By implementing complimentary asset tracking technologies like handheld computers, owners and managers of manufacturing operations across Australia can deliver more accurate and timely information to limit equipment downtime and expedite repair order applications. For instance when a repair order comes in, equipment repair specialists can set to work using what is on-hand to repair, or track orders when the equipment is not available. Using a handheld computer can give specialist repairers on site a task detail showing the exact location of relevant parts and assets among the thousands that exist in a large manufacturing setting. As the specialist picks a replacement item or puts something in to be repaired, they scan its bar code with the integrated scanner on the mobile computer. The program immediately subtracts the item from its inventory count, eliminating time workers waste looking for an unusable piece of equipment. When a replacement is issued or an item returns from repair, the specialist sends a task update through the mobile computer to the project manager which automatically updates the system. While these improvements may seem marginal in single instances, by making the small processes which happen regularly leaner, significant improvements can be gained. Imagine that each time a worker is looking for a piece of equipment that is in for repairs, it takes 10 minutes. Multiply that by the many times that it happens daily, by the number of workers and there are significant gains, reducing the cost to the operation and the consumer.

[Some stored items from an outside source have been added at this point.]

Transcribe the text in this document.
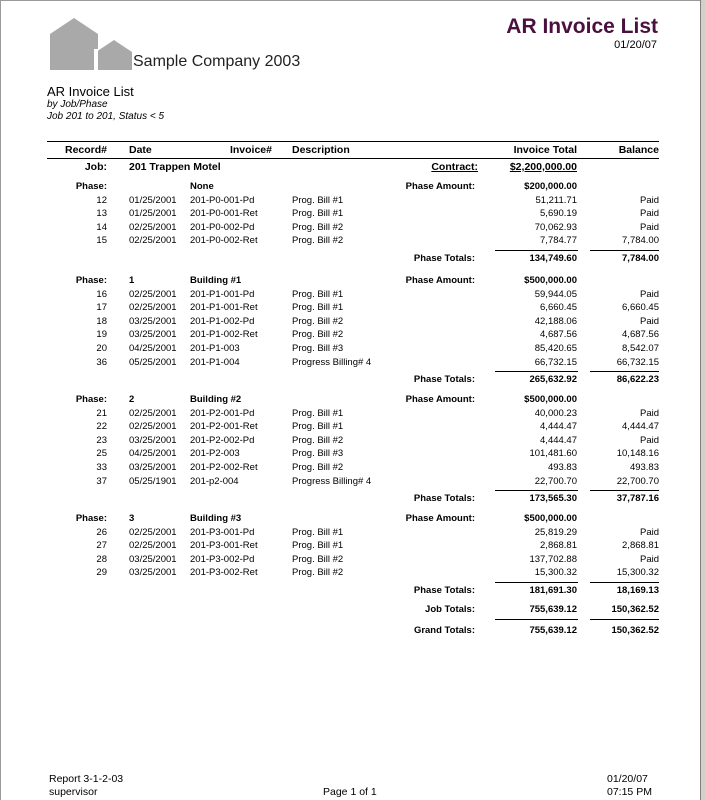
Sample Company 2003
AR Invoice List
01/20/07
AR Invoice List
by Job/Phase
Job 201 to 201, Status < 5
Record# Date	Invoice# Description	Invoice Total	Balance
Job: 201 Trappen Motel	Contract:	$2,200,000.00
Phase:	None	Phase Amount:	$200,000.00
12 01/25/2001 201-P0-001-Pd	Prog. Bill #1	51,211.71	Paid
13 01/25/2001 201-P0-001-Ret	Prog. Bill #1	5,690.19	Paid
14 02/25/2001 201-P0-002-Pd	Prog. Bill #2	70,062.93	Paid
15 02/25/2001 201-P0-002-Ret	Prog. Bill #2	7,784.77	7,784.00
Phase Totals:	134,749.60	7,784.00
Phase: 1	Building #1	Phase Amount:	$500,000.00
16 02/25/2001 201-P1-001-Pd	Prog. Bill #1	59,944.05	Paid
17 02/25/2001 201-P1-001-Ret	Prog. Bill #1	6,660.45	6,660.45
18 03/25/2001 201-P1-002-Pd	Prog. Bill #2	42,188.06	Paid
19 03/25/2001 201-P1-002-Ret	Prog. Bill #2	4,687.56	4,687.56
20 04/25/2001 201-P1-003	Prog. Bill #3	85,420.65	8,542.07
36 05/25/2001 201-P1-004	Progress Billing# 4	66,732.15	66,732.15
Phase Totals:	265,632.92	86,622.23
Phase: 2	Building #2	Phase Amount:	$500,000.00
21 02/25/2001 201-P2-001-Pd	Prog. Bill #1	40,000.23	Paid
22 02/25/2001 201-P2-001-Ret	Prog. Bill #1	4,444.47	4,444.47
23 03/25/2001 201-P2-002-Pd	Prog. Bill #2	4,444.47	Paid
25 04/25/2001 201-P2-003	Prog. Bill #3	101,481.60	10,148.16
33 03/25/2001 201-P2-002-Ret	Prog. Bill #2	493.83	493.83
37 05/25/1901 201-p2-004	Progress Billing# 4	22,700.70	22,700.70
Phase Totals:	173,565.30	37,787.16
Phase: 3	Building #3	Phase Amount:	$500,000.00
26 02/25/2001 201-P3-001-Pd	Prog. Bill #1	25,819.29	Paid
27 02/25/2001 201-P3-001-Ret	Prog. Bill #1	2,868.81	2,868.81
28 03/25/2001 201-P3-002-Pd	Prog. Bill #2	137,702.88	Paid
29 03/25/2001 201-P3-002-Ret	Prog. Bill #2	15,300.32	15,300.32
Phase Totals:	181,691.30	18,169.13
Job Totals:	755,639.12	150,362.52
Grand Totals:	755,639.12	150,362.52
Report 3-1-2-03
supervisor	Page 1 of 1
01/20/07
07:15 PM
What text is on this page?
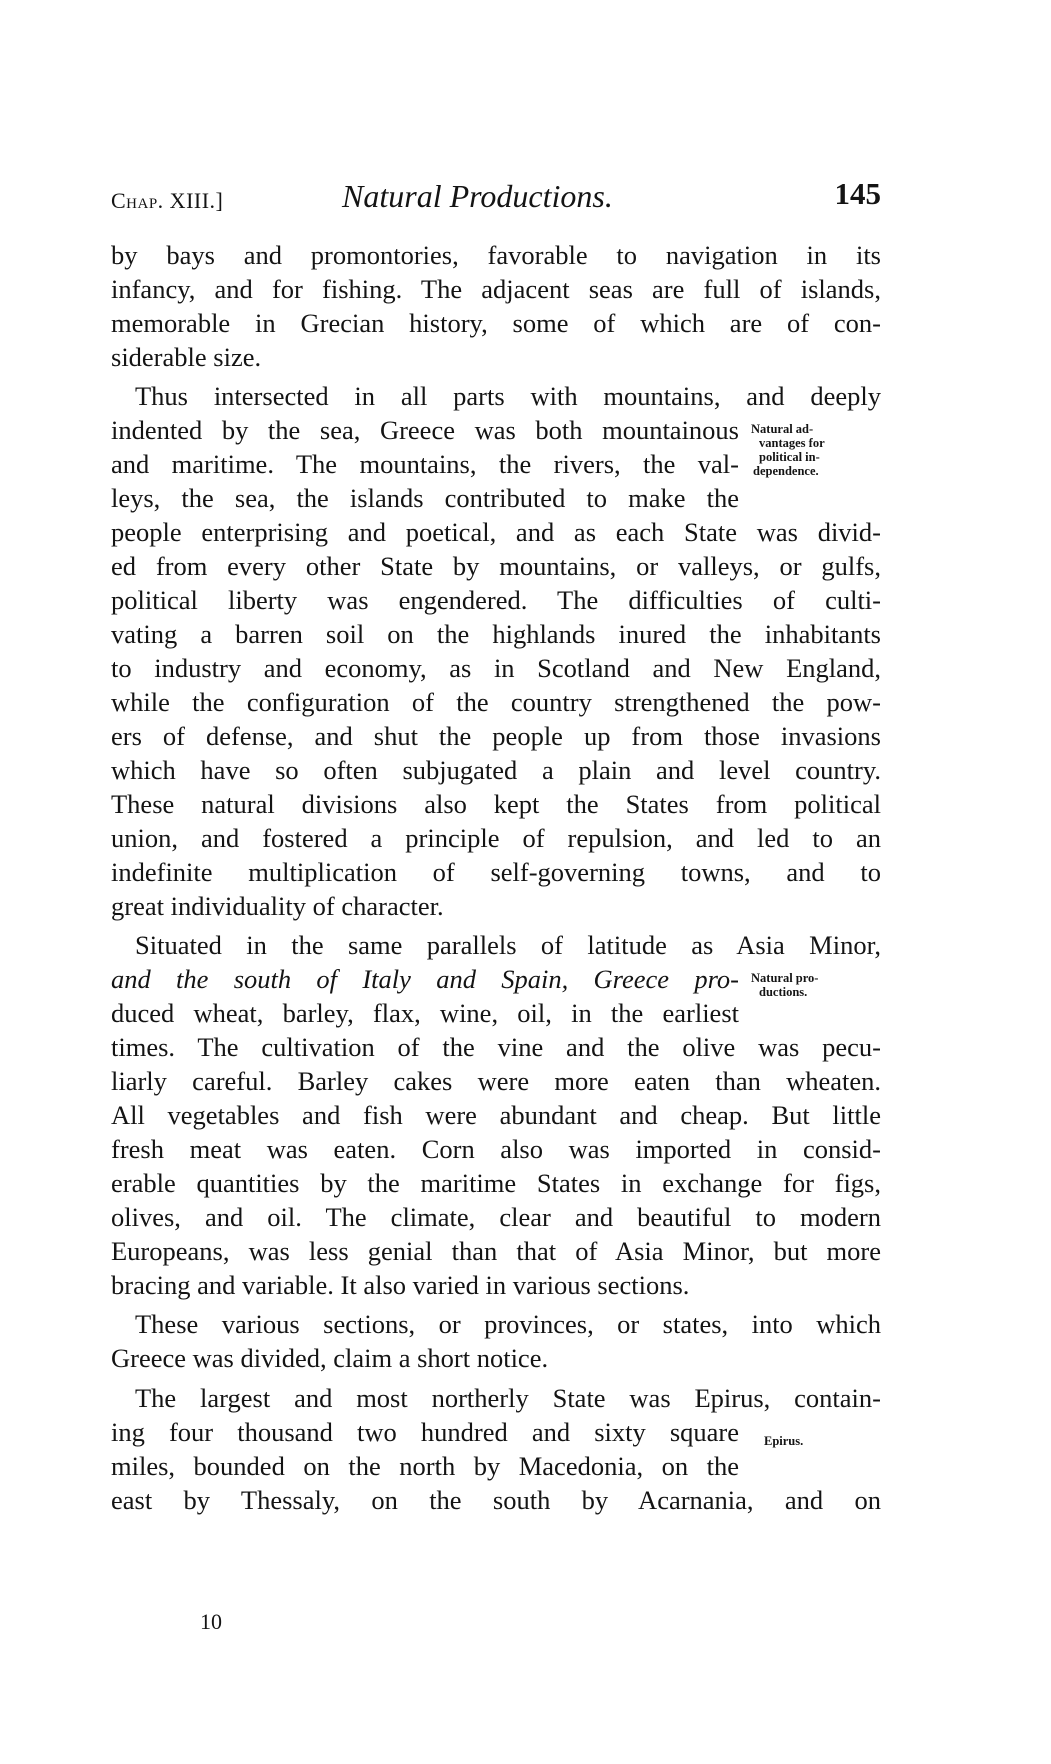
Chap. XIII.]	Natural Productions.	145
by bays and promontories, favorable to navigation in its
infancy, and for fishing. The adjacent seas are full of islands,
memorable in Grecian history, some of which are of con-
siderable size.
Thus intersected in all parts with mountains, and deeply
indented by the sea, Greece was both mountainous
and maritime. The mountains, the rivers, the val-
leys, the sea, the islands contributed to make the
people enterprising and poetical, and as each State was divid-
ed from every other State by mountains, or valleys, or gulfs,
political liberty was engendered. The difficulties of culti-
vating a barren soil on the highlands inured the inhabitants
to industry and economy, as in Scotland and New England,
while the configuration of the country strengthened the pow-
ers of defense, and shut the people up from those invasions
which have so often subjugated a plain and level country.
These natural divisions also kept the States from political
union, and fostered a principle of repulsion, and led to an
indefinite multiplication of self-governing towns, and to
great individuality of character.
Situated in the same parallels of latitude as Asia Minor,
and the south of Italy and Spain, Greece pro-
duced wheat, barley, flax, wine, oil, in the earliest
times. The cultivation of the vine and the olive was pecu-
liarly careful. Barley cakes were more eaten than wheaten.
All vegetables and fish were abundant and cheap. But little
fresh meat was eaten. Corn also was imported in consid-
erable quantities by the maritime States in exchange for figs,
olives, and oil. The climate, clear and beautiful to modern
Europeans, was less genial than that of Asia Minor, but more
bracing and variable. It also varied in various sections.
These various sections, or provinces, or states, into which
Greece was divided, claim a short notice.
The largest and most northerly State was Epirus, contain-
ing four thousand two hundred and sixty square
miles, bounded on the north by Macedonia, on the
east by Thessaly, on the south by Acarnania, and on
Natural ad-
vantages for
political in-
dependence.
Natural pro-
ductions.
Epirus.
10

The manufacturing industry is at a tipping point. Warehouse and manufacturing operations across Australia are facing more pressure from fluctuating currencies and increased rates of competition to come up with solutions that ensure they will remain competitive in the long term. Any investments in new technology that will help drive innovation and increase efficiencies should therefore focus on tangible efficiency gains and a noticeable reduction in error rates. The impetus has been put squarely on manufacturers to be innovative with their processes and how they integrate new technology into their operations to ensure they are moving towards, not away from, the concept of lean manufacturing.